The industry seems to have a better memory than the average voter and remembers that the very first thing Biden did when he took office was to kill the Keystone XL pipeline in what many saw as the first shot in his administration’s perceived war on the U.S. oil industry.
“Rather than taking credit for price declines and shifting blame for price increases, the Biden administration should get serious about addressing the supply and demand imbalance that has caused higher gas prices and created long-term energy challenges,” the President of the American Petroleum Institute, Mike Sommers, said in a statement in response to the President’s threats for windfall profits.
“Oil companies do not set prices—global commodities markets do,” Sommers went on to say. “Increasing taxes on American energy discourages investment in new production, which is the exact opposite of what is needed. American families and businesses are looking to lawmakers for solutions, not campaign rhetoric.”
This is not the first time the industry has tried to explain to members of the Biden administration, including the President himself, that fuel markets are not as simple as one might assume based on the summaries of quarterly financial reports.
It may be, however, the first time a head of state that defines itself as a democracy has threatened privately owned companies with repercussions if they continue prioritizing the interests of their shareholders, in other words, owners over the interests of the administration, which is what it all comes down to, with the midterms now just days away.

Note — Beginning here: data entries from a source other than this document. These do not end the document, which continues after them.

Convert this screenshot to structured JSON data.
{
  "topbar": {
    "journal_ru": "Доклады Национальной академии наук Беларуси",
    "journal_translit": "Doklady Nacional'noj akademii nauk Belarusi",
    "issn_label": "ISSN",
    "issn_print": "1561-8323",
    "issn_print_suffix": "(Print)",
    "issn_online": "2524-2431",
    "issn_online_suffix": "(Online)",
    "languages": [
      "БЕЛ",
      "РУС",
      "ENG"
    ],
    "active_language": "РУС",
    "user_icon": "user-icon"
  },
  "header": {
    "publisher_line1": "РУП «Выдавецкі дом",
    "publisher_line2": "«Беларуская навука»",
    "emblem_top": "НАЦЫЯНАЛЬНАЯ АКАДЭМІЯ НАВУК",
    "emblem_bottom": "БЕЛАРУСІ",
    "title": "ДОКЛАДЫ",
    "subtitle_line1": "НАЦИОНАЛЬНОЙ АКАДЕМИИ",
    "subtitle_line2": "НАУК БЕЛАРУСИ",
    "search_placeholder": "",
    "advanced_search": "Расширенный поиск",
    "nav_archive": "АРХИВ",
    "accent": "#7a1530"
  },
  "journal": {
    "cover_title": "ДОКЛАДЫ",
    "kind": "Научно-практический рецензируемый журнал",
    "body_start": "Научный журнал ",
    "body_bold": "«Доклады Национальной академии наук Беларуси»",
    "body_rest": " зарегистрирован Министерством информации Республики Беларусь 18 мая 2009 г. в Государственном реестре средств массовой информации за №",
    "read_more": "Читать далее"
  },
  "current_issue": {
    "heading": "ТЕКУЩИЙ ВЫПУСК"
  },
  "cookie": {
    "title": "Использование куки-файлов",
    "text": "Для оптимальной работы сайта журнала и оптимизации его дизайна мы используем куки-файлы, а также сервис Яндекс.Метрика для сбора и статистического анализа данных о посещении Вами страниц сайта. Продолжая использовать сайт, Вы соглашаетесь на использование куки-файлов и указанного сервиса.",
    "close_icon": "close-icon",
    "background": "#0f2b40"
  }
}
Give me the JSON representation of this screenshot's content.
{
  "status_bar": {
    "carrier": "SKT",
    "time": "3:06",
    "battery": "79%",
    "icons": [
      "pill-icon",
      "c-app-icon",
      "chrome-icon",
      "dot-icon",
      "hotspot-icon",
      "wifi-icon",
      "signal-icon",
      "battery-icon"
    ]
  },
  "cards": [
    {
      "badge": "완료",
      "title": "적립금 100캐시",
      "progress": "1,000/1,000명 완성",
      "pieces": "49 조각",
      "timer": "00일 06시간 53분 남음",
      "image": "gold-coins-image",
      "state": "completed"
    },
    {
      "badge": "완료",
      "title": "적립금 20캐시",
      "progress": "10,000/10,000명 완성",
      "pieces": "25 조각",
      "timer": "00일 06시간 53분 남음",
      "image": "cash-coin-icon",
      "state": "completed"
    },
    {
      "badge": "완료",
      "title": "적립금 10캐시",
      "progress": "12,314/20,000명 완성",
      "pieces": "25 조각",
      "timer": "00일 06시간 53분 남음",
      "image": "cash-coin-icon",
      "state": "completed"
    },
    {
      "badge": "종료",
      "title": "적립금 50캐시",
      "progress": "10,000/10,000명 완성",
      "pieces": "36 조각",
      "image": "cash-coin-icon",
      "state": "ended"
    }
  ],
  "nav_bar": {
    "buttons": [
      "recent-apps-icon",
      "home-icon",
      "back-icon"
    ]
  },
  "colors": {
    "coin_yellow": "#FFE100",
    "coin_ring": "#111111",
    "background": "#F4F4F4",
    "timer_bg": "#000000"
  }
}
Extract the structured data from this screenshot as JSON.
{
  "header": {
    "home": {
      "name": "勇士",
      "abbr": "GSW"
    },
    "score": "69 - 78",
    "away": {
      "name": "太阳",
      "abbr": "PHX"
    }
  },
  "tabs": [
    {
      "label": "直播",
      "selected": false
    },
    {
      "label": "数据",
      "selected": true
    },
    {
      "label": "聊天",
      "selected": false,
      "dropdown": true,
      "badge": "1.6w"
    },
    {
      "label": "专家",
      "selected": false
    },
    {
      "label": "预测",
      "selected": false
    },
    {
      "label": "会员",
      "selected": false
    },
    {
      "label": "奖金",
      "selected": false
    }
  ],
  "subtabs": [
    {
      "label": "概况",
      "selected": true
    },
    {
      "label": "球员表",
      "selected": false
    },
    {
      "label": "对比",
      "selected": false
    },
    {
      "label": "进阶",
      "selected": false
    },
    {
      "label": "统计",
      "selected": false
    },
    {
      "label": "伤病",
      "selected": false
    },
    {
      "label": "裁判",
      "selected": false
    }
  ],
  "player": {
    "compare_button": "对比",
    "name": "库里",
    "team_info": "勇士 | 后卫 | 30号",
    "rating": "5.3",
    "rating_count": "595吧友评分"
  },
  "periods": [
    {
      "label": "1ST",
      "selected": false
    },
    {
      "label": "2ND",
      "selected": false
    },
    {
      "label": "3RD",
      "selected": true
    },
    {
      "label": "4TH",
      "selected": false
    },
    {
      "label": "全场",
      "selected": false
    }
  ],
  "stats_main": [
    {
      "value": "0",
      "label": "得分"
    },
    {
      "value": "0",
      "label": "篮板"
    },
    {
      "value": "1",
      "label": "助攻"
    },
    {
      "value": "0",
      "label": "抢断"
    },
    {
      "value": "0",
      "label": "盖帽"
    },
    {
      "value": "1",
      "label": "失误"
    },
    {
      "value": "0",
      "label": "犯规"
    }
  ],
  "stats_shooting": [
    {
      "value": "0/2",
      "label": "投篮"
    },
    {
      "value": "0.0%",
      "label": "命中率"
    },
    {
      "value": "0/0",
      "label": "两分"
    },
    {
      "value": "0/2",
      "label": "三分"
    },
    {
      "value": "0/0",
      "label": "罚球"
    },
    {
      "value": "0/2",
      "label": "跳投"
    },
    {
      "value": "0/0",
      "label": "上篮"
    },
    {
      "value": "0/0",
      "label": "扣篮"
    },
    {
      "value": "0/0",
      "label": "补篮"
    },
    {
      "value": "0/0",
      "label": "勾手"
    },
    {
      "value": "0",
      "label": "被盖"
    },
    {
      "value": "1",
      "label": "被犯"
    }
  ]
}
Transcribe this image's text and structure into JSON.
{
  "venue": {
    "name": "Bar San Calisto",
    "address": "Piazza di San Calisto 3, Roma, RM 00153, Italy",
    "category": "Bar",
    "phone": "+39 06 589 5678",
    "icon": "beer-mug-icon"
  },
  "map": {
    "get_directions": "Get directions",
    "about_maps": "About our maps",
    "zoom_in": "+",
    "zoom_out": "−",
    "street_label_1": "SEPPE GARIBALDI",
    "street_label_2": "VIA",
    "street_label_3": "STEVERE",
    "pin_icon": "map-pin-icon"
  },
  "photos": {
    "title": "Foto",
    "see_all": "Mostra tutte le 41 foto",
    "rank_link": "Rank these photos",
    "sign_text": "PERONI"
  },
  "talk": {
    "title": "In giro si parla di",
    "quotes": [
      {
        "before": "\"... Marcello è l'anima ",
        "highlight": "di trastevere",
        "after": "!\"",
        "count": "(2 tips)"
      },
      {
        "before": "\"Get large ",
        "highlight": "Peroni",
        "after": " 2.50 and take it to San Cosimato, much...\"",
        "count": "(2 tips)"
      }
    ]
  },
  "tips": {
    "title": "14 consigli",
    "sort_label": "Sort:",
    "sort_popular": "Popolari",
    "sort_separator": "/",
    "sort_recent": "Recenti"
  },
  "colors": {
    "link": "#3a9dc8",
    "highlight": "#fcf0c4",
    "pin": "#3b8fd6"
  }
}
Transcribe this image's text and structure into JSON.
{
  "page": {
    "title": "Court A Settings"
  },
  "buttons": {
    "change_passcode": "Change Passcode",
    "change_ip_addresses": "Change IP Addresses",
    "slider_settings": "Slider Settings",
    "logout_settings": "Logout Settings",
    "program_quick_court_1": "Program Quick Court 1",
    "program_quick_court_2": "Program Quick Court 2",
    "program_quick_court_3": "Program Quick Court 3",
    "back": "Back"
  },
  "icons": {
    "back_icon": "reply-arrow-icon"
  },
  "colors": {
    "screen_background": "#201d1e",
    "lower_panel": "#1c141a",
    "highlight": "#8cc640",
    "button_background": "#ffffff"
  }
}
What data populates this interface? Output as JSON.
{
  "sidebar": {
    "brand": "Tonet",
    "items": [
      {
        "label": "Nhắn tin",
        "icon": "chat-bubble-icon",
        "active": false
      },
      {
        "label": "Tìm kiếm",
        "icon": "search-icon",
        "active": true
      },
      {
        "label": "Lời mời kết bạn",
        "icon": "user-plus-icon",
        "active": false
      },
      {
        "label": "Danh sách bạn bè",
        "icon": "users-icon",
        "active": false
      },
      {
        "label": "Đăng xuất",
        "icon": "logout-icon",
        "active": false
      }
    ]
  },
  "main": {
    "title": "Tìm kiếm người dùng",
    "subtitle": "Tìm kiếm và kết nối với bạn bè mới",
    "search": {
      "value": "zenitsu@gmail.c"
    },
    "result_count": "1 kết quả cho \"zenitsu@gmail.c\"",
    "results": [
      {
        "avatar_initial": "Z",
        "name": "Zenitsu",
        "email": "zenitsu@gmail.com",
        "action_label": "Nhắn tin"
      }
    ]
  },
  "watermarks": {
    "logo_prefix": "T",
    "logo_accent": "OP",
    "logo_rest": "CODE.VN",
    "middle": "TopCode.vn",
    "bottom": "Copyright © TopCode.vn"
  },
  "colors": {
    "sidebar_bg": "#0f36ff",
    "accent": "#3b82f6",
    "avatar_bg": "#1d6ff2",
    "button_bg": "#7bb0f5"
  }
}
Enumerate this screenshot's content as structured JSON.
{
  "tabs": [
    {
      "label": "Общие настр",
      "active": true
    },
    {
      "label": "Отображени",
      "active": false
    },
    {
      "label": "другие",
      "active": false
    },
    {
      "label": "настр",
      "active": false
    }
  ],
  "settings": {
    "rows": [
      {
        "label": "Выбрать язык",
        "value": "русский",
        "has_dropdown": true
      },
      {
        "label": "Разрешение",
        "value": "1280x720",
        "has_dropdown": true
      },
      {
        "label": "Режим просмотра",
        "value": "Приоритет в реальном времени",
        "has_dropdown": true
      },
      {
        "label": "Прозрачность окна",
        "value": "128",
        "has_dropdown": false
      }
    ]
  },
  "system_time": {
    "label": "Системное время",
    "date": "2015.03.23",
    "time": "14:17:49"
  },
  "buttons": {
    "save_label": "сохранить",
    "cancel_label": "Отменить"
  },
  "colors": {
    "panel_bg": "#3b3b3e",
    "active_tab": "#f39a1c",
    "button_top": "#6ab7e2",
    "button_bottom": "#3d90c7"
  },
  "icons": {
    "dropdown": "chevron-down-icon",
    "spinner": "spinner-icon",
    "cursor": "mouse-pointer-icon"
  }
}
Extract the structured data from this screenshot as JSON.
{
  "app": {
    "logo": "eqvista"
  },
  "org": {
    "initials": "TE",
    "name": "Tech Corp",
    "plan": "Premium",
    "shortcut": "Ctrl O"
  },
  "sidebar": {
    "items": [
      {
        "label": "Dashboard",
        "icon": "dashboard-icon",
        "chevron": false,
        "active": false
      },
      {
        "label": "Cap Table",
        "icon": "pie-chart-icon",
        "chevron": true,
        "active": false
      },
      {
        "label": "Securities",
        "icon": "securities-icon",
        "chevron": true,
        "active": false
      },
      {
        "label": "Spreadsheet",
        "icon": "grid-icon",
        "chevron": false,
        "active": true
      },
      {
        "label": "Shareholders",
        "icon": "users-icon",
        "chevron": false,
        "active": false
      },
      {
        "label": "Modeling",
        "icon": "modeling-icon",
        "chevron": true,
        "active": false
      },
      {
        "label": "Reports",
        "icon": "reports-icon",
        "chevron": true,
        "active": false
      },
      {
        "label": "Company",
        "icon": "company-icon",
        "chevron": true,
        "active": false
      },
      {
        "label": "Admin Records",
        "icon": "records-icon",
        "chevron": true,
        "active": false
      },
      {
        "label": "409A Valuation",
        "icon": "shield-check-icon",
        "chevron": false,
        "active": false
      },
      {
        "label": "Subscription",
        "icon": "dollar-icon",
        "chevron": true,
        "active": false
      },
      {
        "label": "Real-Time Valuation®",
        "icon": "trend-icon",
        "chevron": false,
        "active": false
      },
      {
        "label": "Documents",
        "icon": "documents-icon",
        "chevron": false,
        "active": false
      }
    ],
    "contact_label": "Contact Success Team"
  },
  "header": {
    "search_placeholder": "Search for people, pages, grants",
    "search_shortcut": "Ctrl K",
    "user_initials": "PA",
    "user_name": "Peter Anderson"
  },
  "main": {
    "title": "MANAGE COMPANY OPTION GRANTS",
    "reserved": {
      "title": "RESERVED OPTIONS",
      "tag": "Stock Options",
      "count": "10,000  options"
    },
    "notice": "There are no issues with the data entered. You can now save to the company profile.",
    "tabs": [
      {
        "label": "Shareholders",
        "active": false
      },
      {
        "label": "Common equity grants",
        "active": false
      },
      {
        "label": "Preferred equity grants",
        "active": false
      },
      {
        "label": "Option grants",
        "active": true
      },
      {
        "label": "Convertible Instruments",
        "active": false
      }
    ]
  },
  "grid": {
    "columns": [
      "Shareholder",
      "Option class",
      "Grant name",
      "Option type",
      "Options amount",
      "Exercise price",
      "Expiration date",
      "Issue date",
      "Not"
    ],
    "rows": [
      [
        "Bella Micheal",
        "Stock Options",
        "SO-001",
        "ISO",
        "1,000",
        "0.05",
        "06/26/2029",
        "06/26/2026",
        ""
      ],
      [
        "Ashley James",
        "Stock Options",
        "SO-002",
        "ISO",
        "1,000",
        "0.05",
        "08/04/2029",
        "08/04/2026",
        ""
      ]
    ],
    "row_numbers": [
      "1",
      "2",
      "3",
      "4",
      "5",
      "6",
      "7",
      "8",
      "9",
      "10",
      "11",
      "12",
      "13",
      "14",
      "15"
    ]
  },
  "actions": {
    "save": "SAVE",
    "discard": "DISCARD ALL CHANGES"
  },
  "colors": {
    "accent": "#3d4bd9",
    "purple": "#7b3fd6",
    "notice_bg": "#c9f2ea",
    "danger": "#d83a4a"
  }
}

Indeed, gasoline prices in the U.S. have fallen significantly since the summer peaks and are now just about $0.35 above the average for this time last year, according to the AAA. Yet based on Biden’s fervor in urging oil companies to bring prices further down, this is not enough. And in all honestly, whatever oil companies do, they wouldn’t be able to bring prices down by Sunday.
Over the longer term, the situation remains confusing and highly uncertain, too, further discouraging the industry from doing what the administration wants. OPEC expects higher oil demand, but the IEA said a few days ago that oil demand is set to peak by 2030.
It cannot be easy to navigate a landscape of such contradictory forecasts for oil demand, which is essentially the only factor that determines investment decisions in the oil industry. So, in a context of so much uncertainty, oil companies are doing what anyone would do in their shoes—they remain cautious and careful with their money. A windfall tax will only reinforce the caution.